A major strength of this study is the combined analysis of a large population cohort, representing real-life data, and an extensive literature review. Our data significantly contribute to the existing literature, which is limited to case reports and small case series, and provide more insight into the clinicopathological characteristics of GBm.

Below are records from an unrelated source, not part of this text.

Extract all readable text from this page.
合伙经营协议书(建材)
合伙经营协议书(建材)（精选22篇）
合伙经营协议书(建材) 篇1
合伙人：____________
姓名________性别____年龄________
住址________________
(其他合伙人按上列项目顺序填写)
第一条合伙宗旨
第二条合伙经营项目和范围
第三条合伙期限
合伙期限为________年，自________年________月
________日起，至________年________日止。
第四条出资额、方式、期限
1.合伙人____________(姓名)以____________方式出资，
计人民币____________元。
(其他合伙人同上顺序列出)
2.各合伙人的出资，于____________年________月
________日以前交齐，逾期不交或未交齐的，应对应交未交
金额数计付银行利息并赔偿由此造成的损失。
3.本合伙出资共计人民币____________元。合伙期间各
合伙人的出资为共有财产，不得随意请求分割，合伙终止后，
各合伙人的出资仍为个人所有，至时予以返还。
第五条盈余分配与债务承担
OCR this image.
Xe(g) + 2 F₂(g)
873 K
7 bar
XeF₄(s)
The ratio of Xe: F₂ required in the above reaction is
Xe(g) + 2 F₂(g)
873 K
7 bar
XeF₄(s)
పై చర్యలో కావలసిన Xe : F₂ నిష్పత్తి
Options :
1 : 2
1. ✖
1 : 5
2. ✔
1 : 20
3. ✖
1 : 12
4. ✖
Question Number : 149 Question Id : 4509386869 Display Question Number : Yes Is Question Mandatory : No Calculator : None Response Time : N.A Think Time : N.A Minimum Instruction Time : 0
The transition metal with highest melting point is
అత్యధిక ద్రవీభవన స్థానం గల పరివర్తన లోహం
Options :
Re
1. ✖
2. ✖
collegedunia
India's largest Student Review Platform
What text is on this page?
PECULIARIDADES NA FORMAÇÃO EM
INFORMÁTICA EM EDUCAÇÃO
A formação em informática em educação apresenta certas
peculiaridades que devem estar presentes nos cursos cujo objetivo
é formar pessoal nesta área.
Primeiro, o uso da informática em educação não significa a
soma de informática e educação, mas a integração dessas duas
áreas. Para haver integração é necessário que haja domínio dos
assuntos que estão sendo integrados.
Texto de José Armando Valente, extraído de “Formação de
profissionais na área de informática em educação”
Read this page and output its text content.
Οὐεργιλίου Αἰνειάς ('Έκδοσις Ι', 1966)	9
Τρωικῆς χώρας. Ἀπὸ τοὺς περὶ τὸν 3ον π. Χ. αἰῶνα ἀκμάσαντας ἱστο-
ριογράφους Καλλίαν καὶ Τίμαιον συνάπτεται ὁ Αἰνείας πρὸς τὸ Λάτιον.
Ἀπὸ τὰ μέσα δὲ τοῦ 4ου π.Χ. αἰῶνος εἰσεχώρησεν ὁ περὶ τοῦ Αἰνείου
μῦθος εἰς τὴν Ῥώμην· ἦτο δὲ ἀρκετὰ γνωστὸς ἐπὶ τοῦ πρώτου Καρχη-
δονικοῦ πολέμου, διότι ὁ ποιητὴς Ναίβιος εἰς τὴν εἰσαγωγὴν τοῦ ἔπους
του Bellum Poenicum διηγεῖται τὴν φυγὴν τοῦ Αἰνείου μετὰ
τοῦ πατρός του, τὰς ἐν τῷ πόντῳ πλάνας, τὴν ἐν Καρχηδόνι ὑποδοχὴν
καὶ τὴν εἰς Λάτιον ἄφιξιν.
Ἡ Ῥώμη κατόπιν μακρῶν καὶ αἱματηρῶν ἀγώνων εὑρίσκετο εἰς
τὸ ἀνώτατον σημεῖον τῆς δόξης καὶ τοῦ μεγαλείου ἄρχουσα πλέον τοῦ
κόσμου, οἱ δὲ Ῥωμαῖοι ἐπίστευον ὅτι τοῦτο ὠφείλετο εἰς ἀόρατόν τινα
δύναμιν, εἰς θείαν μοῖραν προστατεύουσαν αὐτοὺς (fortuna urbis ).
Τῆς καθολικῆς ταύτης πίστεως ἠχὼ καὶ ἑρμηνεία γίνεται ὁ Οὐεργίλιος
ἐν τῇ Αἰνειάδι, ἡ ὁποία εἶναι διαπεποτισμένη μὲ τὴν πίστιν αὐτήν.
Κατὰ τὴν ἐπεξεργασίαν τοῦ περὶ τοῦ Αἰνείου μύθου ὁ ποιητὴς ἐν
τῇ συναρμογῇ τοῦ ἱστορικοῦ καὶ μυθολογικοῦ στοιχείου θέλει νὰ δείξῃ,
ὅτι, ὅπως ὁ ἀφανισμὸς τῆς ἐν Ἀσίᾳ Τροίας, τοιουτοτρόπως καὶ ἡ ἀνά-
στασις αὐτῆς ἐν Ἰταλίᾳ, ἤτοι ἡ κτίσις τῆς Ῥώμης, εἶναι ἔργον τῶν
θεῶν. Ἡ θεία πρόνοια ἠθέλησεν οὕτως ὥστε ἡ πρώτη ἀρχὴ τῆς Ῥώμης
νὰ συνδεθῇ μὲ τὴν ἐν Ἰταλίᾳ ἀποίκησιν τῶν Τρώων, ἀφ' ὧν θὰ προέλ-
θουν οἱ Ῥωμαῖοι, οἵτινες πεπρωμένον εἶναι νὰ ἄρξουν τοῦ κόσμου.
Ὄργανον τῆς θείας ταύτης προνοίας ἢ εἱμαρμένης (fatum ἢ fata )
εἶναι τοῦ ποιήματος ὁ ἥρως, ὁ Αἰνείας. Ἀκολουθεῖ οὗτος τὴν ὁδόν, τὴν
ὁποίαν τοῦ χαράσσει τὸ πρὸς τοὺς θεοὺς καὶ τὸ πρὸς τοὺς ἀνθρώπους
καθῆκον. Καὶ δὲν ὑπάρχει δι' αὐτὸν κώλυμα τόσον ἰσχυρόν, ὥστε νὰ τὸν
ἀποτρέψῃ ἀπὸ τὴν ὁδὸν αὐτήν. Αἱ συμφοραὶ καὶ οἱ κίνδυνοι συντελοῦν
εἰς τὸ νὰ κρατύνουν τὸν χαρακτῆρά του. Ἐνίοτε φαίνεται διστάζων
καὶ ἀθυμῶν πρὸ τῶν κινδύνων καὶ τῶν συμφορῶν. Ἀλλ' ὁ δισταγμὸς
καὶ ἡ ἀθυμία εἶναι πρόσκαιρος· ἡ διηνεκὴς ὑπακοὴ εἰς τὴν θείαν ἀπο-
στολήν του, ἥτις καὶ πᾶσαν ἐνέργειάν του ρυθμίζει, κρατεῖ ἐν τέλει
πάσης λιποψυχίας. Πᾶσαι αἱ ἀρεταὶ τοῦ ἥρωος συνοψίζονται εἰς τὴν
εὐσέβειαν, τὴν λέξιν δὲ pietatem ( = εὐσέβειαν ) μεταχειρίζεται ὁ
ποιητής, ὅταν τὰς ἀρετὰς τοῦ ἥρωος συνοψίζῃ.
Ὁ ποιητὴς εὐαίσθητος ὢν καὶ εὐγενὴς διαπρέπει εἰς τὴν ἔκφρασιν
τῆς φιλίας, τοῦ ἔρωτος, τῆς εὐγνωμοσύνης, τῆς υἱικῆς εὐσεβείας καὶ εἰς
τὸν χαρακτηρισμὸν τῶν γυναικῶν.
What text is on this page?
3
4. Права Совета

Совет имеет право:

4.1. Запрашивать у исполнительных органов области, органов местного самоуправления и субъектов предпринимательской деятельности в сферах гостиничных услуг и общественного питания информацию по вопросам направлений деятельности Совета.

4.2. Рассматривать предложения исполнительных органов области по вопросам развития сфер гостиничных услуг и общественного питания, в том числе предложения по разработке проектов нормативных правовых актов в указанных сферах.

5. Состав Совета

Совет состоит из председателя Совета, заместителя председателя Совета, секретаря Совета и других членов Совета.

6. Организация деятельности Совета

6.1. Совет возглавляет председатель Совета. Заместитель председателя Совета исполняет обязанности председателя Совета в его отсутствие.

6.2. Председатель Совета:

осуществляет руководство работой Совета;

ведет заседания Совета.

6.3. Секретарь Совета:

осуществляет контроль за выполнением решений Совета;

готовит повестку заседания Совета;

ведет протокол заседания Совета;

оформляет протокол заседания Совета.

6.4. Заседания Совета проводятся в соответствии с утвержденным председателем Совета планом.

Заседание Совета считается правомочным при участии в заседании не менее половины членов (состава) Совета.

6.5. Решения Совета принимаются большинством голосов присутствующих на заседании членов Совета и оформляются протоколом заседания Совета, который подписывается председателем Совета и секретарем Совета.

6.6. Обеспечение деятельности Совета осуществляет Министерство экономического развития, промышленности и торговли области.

Some limitations should be addressed as well. First, only pathology-confirmed GBm diagnoses were included. This likely resulted in an underestimation of the incidence of GBm. In addition, there might be a selection bias with inclusion of patients with limited or unsuspected metastatic disease. In addition, all clinicopathological data were retrospectively collected and cholecystectomy specimens were not reviewed. This may have resulted in diagnostic heterogeneity and misdiagnosis, specifically because diagnosis in some cases proved to be challenging [[[[[5]]]]]. Third, although a comprehensive literature search was performed, the large differences in primary origins compared with those from the population cohort may point toward reporting bias of primary origins with a more distinct histological appearance.

In conclusion, metastasis toward the gallbladder is rare and gastrointestinal primary cancers predominate. The interval between primary tumor diagnosis and GBm diagnosis is origin dependent. Survival of patients with GBm is generally poor, but some primary origins (e.g., breast and kidney) showed relatively longer survival compared with others.